AK Parti iktidarının birtakım zaaflarının, defosunun, arızasının olduğu açık. İlk sıraya oturtulması belki abartılı olur ama bunlar arasında medyanın özel bir yeri olduğu ise görmezden gelinemez. Çok sınırlı bir medya desteğine sahip olduğu dönemde dahi kitlelerle rahatlıkla buluşabilen AK Parti´nin son yıllarda medya desteğini neredeyse yüzde yüze çıkarmış görünmesine rağmen geçmişte sahip olduğu etkiyi uyandıramadığı net biçimde ortada. Bunun çeşitli sebepleri var elbette ama medyada inşa edilen kadro ve söylemin içeriksizliği, samimiyetsizliği ve beceriksizliği tartışma götürmez.
Seçim sürecinde bu seviye ve samimiyet yoksunu halin her gün yeni ve birbirinden daha utanç verici örnekleriyle karşılaştık.

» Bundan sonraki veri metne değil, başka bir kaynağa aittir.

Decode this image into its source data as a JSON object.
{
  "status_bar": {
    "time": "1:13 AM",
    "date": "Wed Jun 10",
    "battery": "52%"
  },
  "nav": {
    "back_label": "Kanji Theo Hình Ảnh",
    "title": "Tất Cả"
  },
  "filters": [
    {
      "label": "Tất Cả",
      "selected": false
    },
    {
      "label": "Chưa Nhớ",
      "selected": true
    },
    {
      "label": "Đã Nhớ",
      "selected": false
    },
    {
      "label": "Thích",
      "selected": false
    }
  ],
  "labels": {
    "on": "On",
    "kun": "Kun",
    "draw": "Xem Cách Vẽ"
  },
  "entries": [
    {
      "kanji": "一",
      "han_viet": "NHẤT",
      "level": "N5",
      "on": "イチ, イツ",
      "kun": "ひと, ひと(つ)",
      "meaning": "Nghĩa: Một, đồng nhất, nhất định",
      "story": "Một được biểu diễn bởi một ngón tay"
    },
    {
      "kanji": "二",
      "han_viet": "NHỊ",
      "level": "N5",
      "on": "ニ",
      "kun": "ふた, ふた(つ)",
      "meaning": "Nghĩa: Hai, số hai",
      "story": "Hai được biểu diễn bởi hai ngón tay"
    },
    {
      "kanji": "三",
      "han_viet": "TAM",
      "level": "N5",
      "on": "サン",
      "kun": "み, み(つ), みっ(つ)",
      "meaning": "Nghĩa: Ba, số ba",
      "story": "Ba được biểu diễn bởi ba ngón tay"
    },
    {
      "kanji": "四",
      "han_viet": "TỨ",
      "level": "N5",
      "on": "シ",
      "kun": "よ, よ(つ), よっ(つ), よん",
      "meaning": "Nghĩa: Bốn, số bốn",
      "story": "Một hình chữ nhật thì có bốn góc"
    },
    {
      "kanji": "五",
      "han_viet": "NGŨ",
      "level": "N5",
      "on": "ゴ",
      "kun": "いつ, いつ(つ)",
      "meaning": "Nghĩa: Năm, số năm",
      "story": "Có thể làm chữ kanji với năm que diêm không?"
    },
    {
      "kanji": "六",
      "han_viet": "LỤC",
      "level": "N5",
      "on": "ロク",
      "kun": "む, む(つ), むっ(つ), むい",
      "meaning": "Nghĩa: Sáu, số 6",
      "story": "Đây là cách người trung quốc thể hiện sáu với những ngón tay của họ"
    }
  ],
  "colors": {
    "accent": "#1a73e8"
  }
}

Taraf olmanın çok ötesine geçip olguları çarpıtma çabasına varan bir tarafgirlik; iktidar dalkavukluğu; tipik tetikçilik ve benzeri çirkinlikler bolca sergilendi.

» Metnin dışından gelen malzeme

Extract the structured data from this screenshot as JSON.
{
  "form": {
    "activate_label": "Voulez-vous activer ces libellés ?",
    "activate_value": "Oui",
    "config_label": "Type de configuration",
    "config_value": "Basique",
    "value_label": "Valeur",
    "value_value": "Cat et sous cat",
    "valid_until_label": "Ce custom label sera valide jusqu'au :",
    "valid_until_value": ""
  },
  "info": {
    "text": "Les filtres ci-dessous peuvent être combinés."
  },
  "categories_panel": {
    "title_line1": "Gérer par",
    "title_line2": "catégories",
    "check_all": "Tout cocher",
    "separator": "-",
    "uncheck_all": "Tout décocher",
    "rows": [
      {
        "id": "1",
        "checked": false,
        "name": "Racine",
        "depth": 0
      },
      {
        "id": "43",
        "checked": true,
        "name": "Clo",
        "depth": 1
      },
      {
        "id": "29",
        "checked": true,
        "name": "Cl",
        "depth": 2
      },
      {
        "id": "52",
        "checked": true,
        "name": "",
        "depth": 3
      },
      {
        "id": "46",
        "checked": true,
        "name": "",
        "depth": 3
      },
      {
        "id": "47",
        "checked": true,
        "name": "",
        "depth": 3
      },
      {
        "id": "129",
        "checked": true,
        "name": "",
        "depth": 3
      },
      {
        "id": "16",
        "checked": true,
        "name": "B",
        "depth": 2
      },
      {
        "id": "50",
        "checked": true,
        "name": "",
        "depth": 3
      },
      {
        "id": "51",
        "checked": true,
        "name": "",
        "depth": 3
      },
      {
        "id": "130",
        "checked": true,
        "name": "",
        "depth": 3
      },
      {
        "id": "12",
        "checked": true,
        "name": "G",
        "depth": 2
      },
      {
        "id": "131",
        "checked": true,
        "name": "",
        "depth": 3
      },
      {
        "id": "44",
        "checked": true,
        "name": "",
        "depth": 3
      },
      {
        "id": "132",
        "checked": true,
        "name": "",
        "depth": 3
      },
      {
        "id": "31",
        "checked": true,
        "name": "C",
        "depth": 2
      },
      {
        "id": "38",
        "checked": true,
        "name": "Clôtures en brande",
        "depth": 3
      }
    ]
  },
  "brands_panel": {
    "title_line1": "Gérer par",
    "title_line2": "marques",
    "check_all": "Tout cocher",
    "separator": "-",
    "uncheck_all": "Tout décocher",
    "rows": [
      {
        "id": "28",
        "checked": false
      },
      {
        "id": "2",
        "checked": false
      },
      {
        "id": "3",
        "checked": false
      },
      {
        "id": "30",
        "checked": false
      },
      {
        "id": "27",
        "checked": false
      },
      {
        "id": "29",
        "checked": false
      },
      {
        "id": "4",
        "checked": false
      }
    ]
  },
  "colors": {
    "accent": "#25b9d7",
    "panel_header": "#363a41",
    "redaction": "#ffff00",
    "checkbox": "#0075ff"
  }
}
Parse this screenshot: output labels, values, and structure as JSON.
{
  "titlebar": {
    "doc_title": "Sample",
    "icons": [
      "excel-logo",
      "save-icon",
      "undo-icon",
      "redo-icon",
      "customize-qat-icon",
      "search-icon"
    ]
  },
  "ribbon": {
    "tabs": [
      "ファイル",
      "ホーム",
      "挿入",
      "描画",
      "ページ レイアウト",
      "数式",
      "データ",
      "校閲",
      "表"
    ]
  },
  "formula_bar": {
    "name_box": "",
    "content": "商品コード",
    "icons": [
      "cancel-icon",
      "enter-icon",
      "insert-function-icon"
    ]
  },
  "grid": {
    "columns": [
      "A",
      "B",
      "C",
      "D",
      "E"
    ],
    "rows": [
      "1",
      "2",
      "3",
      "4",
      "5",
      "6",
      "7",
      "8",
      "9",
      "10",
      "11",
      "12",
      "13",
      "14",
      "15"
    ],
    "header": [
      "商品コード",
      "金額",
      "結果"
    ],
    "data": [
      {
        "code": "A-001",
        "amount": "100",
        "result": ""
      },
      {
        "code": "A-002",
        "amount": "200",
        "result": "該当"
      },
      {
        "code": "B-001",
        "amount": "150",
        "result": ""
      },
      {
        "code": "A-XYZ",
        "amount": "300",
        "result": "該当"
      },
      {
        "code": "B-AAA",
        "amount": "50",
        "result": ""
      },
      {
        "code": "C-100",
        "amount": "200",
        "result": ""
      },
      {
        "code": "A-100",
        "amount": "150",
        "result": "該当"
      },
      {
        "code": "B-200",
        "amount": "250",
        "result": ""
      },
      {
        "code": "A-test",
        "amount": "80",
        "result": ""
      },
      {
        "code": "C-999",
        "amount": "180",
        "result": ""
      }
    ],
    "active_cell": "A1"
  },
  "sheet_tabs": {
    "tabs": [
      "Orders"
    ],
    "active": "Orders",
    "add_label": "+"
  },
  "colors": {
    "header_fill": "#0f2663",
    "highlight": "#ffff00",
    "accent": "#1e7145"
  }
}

Bu sayılanlar arasında en utanç veren görüntülerden biri de Ülke Tv´de sahnelendi. Turgay Güler adlı ?sıradışı gazeteci´ CHP´nin İstanbul Büyükşehir Belediye Başkan Adayı Ekrem İmamoğlu´nu ?konuk´ ettiği programında izleyen herkese pes dedirten bir tutum sergiledi. Güya köşeye sıkıştırıp zor duruma düşürmeye çalıştığı Ekrem İmamoğlu´nu resmen ?mağdur´ konuma düşürerek sempatik kıldı.
Turgay Güler şimdi ortaya çıkan sonuç karşısında ne kadar övünse azdır! Mezkur programının yayınlandığı andan itibaren ses getirmiş olduğu bilinmektedir. Medyanın kitleleri etkileme, kamuoyunda etki uyandırma hedefi açısından bakıldığında gayet başarılı olduğu rahatlıkla söylenebilir! Aynı doğrultuda devam etsin!
AK Parti açısından ise söylenebilecek olan şey kısaca şu olabilir: Böyle dost düşman başına!